The choice to come downtown—and to a neighborhood that many might find uninviting—was deliberate. “We believe in downtown, and we believe in revitalization,” he said. Many restaurateurs steer clear of commenting directly on the controversial arena deal, but Selland is a strong proponent: “When it comes to the cow-town mentality Sacramento has, you can either stay the same way forever, or you can do something else. I think you need an arena, and downtown’s the place to do it.”
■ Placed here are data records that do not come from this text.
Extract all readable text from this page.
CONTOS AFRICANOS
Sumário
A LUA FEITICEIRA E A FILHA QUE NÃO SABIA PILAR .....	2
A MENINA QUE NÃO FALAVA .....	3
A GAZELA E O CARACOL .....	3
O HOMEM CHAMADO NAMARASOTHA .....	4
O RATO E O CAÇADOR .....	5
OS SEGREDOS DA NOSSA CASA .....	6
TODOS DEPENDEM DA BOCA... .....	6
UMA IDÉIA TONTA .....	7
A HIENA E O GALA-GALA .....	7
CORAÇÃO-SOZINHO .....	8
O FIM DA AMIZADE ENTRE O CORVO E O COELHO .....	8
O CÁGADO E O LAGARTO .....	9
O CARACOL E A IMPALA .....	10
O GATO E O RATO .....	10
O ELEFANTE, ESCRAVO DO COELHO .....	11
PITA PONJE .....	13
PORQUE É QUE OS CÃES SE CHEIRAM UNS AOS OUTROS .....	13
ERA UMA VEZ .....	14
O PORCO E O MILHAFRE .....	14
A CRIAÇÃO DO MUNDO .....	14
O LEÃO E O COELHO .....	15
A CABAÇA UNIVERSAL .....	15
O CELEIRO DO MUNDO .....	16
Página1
Paragary is cautiously optimistic about downtown’s prospects. “I think the emphasis is switching from Midtown to downtown,” he said. “There’s the big question mark, and that’s the rail yard: When will that be a reality? Will there be an arena, or will there not be? And if there is, what kind of restaurant opportunities will be around it? It’s pretty exciting as far the potential out there.” Like Wong, however, Paragary emphasized the need for a neighborhood clientele: “From the restaurateur’s perspective, let’s hope that there’s some residential that comes in,” he said. “You can bring in all these restaurants, but if there aren’t people living near them, we have to attract people from farther out, which is a serious question. Can downtown really have that many more restaurant seats without having nearby residents?”
Such concerns notwithstanding, Paragary is developing a new downtown property: a casual restaurant at 10th and K streets, which would be tied to a cabaret theater under development by Richard Lewis of Music Circus. “To put a restaurant [at 10th and K] at this time without [the theater] would be very difficult,” he said. “I just can’t see Sacramentans going down there. But we’re hoping that this little boost, with theater customers, will make this restaurant work.”
Critic Dunne, who tracks the restaurant scene closely, believes such growth is coming at a measured pace. “People who are developing sites in downtown and Midtown are doing their homework—they’re pretty cautious of the numbers and types of restaurants that are around, so you’re seeing more of a variety,” he said.If there’s one lesson here, it’s that in the restaurant business, change is a certainty. Even as trendsetting places change, new restaurants will take their place. Caggiano, for instance, said she enjoys visiting new places, such as Restaurant 55°.
“I hope they do well. There are a lot of different things here now, while 15 or 20 years ago there wasn’t much,” Caggiano said. “This is the wonderful thing about Sacramento—it’s beginning to really explode, and I love to see young people just starting out. Very soon, I won’t be able to keep up this, and one day I will quit, and when I quit, I want places where I can go to eat.”